A verdade histórica e irrefutável desde 1996
A TAM diz que chora pelos mortos, mas não paga indenização
Vou mostrar e demonstrar com números e afirmações irrefutáveis a hipocrisia, a mentira, o deboche, o desprezo, a insensibilidade, o descaso, a imprudência, a displicência da TAM. Mas antes quero registrar quatro fatos que não podem ser refutados de maneira alguma. E a TAM (ou será a FAMÍLIA AMARO?) não terá condições de desmentir.
1 - O avião Airbus da TAM tinha capacidade para 170 pessoas. Já divulgaram 186 mortos no avião (excluídos os que estavam no prédio) identicados. Por que esse excesso de pessoas?
2 - Na sexta-feira, dia 20, um avião da TAM saiu do Aeroporto de Belém com 136 passageiros. (Muitos, tantos, incontáveis, ainda têm coragem de viajar pela TAM). Depois de 12 minutos, esse avião voltou ao mesmo aeroporto. Explicação: "Defeito no trem de pouso". Mas o avião nem "pousara", apenas "levantara".
3 - Em relação à tragédia de Congonhas, já se constatou, divulgou e denunciou: "O avião da TAM que se espatifou teve defeito técnico uma semana antes". Quem autorizou esse mesmo avião a voar, com lotação completa e até excesso de pessoas? Foi a FAMÍLIA AMARO, se é que alguém identifica isso.
4 - Todos condenaram a nota oficial da FAMÍLIA AMARO, mas só este repórter contestou, publicamente, seus termos impróprios, impensados, insensatos e hipócritas.

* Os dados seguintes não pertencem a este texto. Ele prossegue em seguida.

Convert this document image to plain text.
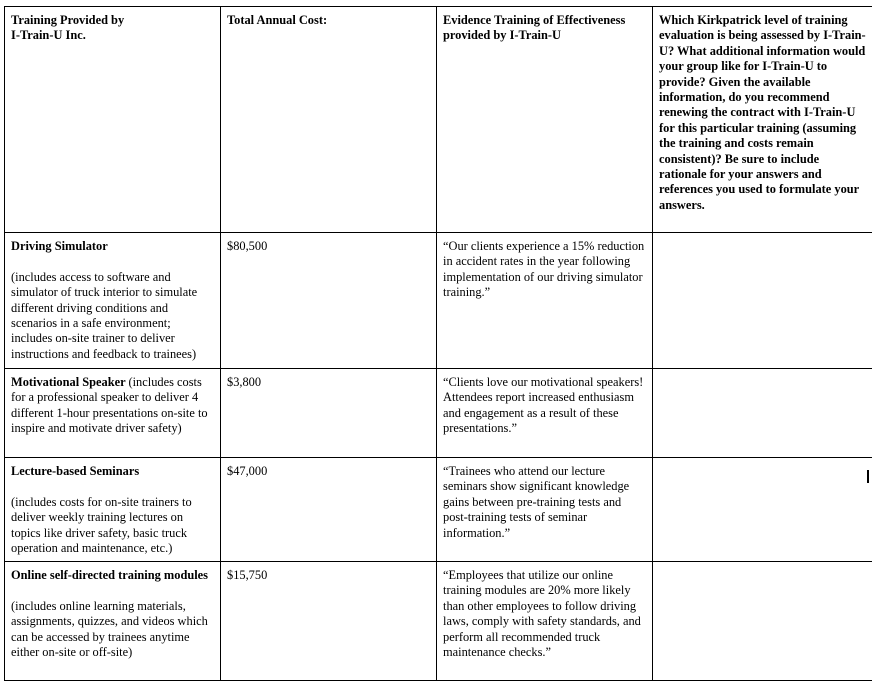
Training Provided by
I-Train-U Inc.	Total Annual Cost:	Evidence Training of Effectiveness provided by I-Train-U	Which Kirkpatrick level of training evaluation is being assessed by I-Train-U? What additional information would your group like for I-Train-U to provide? Given the available information, do you recommend renewing the contract with I-Train-U for this particular training (assuming the training and costs remain consistent)? Be sure to include rationale for your answers and references you used to formulate your answers.

Driving Simulator
(includes access to software and simulator of truck interior to simulate different driving conditions and scenarios in a safe environment; includes on-site trainer to deliver instructions and feedback to trainees)	$80,500	“Our clients experience a 15% reduction in accident rates in the year following implementation of our driving simulator training.”	
Motivational Speaker (includes costs for a professional speaker to deliver 4 different 1-hour presentations on-site to inspire and motivate driver safety)	$3,800	“Clients love our motivational speakers! Attendees report increased enthusiasm and engagement as a result of these presentations.”	

Lecture-based Seminars
(includes costs for on-site trainers to deliver weekly training lectures on topics like driver safety, basic truck operation and maintenance, etc.)	$47,000	“Trainees who attend our lecture seminars show significant knowledge gains between pre-training tests and post-training tests of seminar information.”	

Online self-directed training modules
(includes online learning materials, assignments, quizzes, and videos which can be accessed by trainees anytime either on-site or off-site)	$15,750	“Employees that utilize our online training modules are 20% more likely than other employees to follow driving laws, comply with safety standards, and perform all recommended truck maintenance checks.”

Para não transcrever toda a nota oficial, não queria humilhar a FAMÍLIA AMARO, apenas chamar a atenção da opinião pública, transcrevi este trecho da carta: "ESTAMOS EXTREMAMENTE TRISTES, NOSSO PIOR PESADELO TORNOU-SE REALIDADE". E a seguir: "O QUE PUDERMOS FAZER SERÁ FEITO PARA MINORAR O SOFRIMENTO".
Tudo farsa, falsidade, a TAM não faz nada por ninguém, não paga sequer indenizações devidas e cujo pagamento vem sendo protelado há 11 anos, desde que outro avião da FAMÍLIA AMARO se despedaçou no dia 31 de outubro de 1996. Vejamos o que faz a FAMÍLIA AMARO e que na certa repetirá agora.
Alerta às 200 famílias, ou mais, que perderam parentes e feito por quem teve perdas num outro desastre da própria TAM. Tomem nota, esqueçam o que a FAMÍLIA AMARO disse num comunicado mentiroso inócuo e inútil, na certa vão sofrer com a falsidade da empresa.
1 - O desastre com avião da TAM aconteceu em 31 de outubro de 1996. Também em São Paulo.
2 - Morreu Francisco José Rodrigues, entre outros.
3 - Até o enterro, a TAM era totalmente prestativa.
4 - Depois do enterro, por causa da tragédia, o drama do desprezo, da displicência, do desinteresse.
5 - Passada a fase do sepultamento, a TAM ofereceu um mínimo desprezível, que a viúva não aceitou, entrou na Justiça. (As informações para servirem de roteiro aos que na certa irão precisar são da própria viúva, cujo nome dou abaixo).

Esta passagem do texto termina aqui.